Jonathan Majors attends Marvel Studios’ “Ant-Man and The Wasp: Quantumania” at Regency Village Theatre on February 06, 2023 in Los Angeles, California. (Photo by Axelle/Bauer-Griffin/FilmMagic)

*Jonathan Majors is speaking out about how he overcame a troubled childhood, homelessness as a teen, and preparing for fatherhood after graduating college.

In a new interview with The Guardian, Majors recalls graduating college at the age of 22 and becoming a father shortly afterward. The “Creed III” has a daughter from a previous relationship.

“It’s relative, but I was young, I was 22. I’d just come out of college. I was coming from a sheltered institution into the world. And after four months in the world? I was preparing to be a father,” he explained. 

“I remember stepping out of the time we were in, which was not so good, and projecting forward to see the beauty of her life, and the type of father I wanted to be. I think it’s a survival mechanism. I think it’s probably a part of our spiritual makeup. Otherwise, you crumple and fall and fail. That wasn’t an option for me,” Majors said.
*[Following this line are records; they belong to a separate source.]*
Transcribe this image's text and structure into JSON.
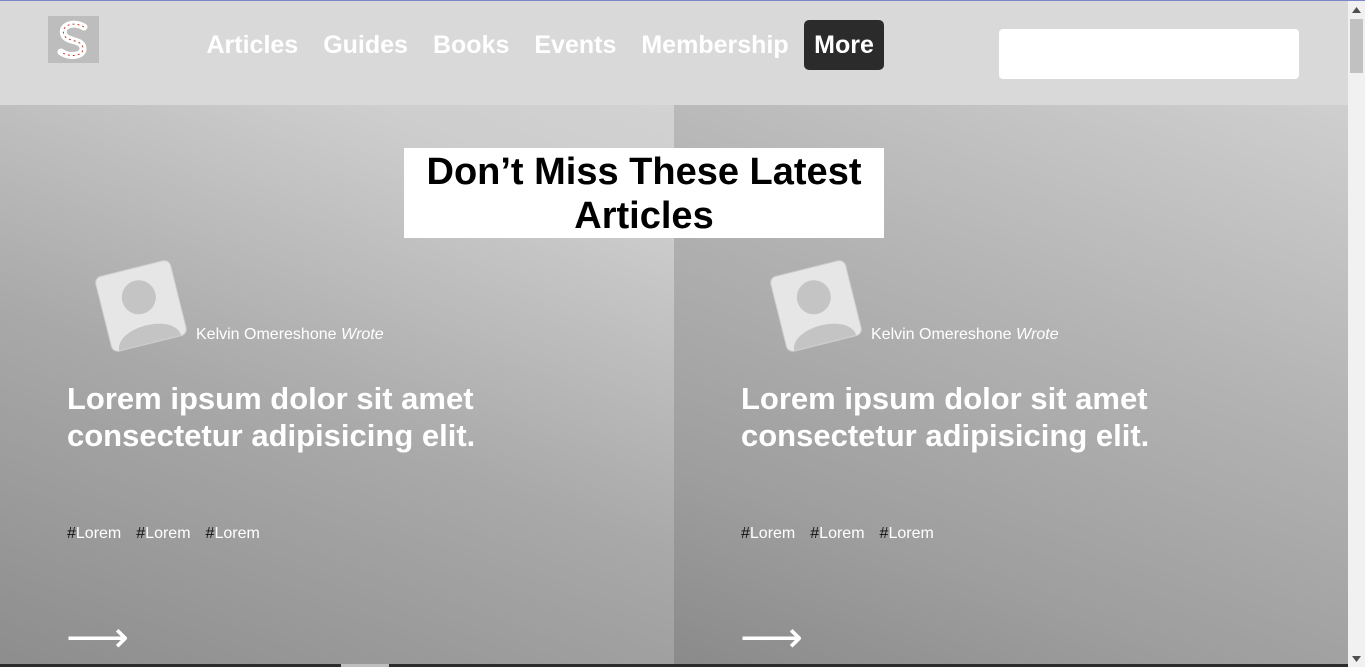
{
  "nav": {
    "items": [
      {
        "label": "Articles"
      },
      {
        "label": "Guides"
      },
      {
        "label": "Books"
      },
      {
        "label": "Events"
      },
      {
        "label": "Membership"
      },
      {
        "label": "More",
        "active": true
      }
    ]
  },
  "search": {
    "value": "",
    "placeholder": ""
  },
  "headline": "Don’t Miss These Latest Articles",
  "articles": [
    {
      "author": "Kelvin Omereshone",
      "author_suffix": "Wrote",
      "title": "Lorem ipsum dolor sit amet consectetur adipisicing elit.",
      "tags": [
        "Lorem",
        "Lorem",
        "Lorem"
      ],
      "arrow": "⟶"
    },
    {
      "author": "Kelvin Omereshone",
      "author_suffix": "Wrote",
      "title": "Lorem ipsum dolor sit amet consectetur adipisicing elit.",
      "tags": [
        "Lorem",
        "Lorem",
        "Lorem"
      ],
      "arrow": "⟶"
    }
  ],
  "tag_prefix": "#",
  "colors": {
    "header_bg": "#d9d9d9",
    "active_nav_bg": "#2b2b2b",
    "text_light": "#ffffff"
  },
  "icons": {
    "logo": "site-logo-icon",
    "avatar": "user-avatar-icon",
    "arrow": "arrow-right-icon"
  }
}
READ MORE: Jonathan Majors on Playing Kang the Conqueror in ‘Ant-Man and The Wasp: Quantumania’

Meanwhile, Majors, who can currently be seen in the new “Ant-Man” movie, has responded to criticism over his new  Ebony magazine cover. The publication’s Valentine’s Day issue features the actor shirtless and wearing hoochie-daddy shorts. A second cover shows Majors wearing an oversize pink fluffy coat jacket with a red beanie.

Black Twitter disapproved of the photos and noted that it’s another prime example of Hollywood’s ongoing agenda to emasculate Black males.

As Rolling Out reports, Majors responded to the backlash to Ebony at the “Ant-Man and the Wasp: Quantumania” premiere, he said, “I was actually in a photoshoot when my phone started talking, but I was like it’s cool. But there was a number, and when that number reaches 32, [I was like] something’s happened. And I got a baby, so I was like let me check, I looked and I was like, ‘oh no, oh yes.’ I think about the photo shoot and the folks that were there. I thought about all the wonderful folks and the culture, and it’s great. Beautiful Blackness, art, culture, and creativity; that’s what we are about. And it’s always good to make a ruckus,” Majors shared.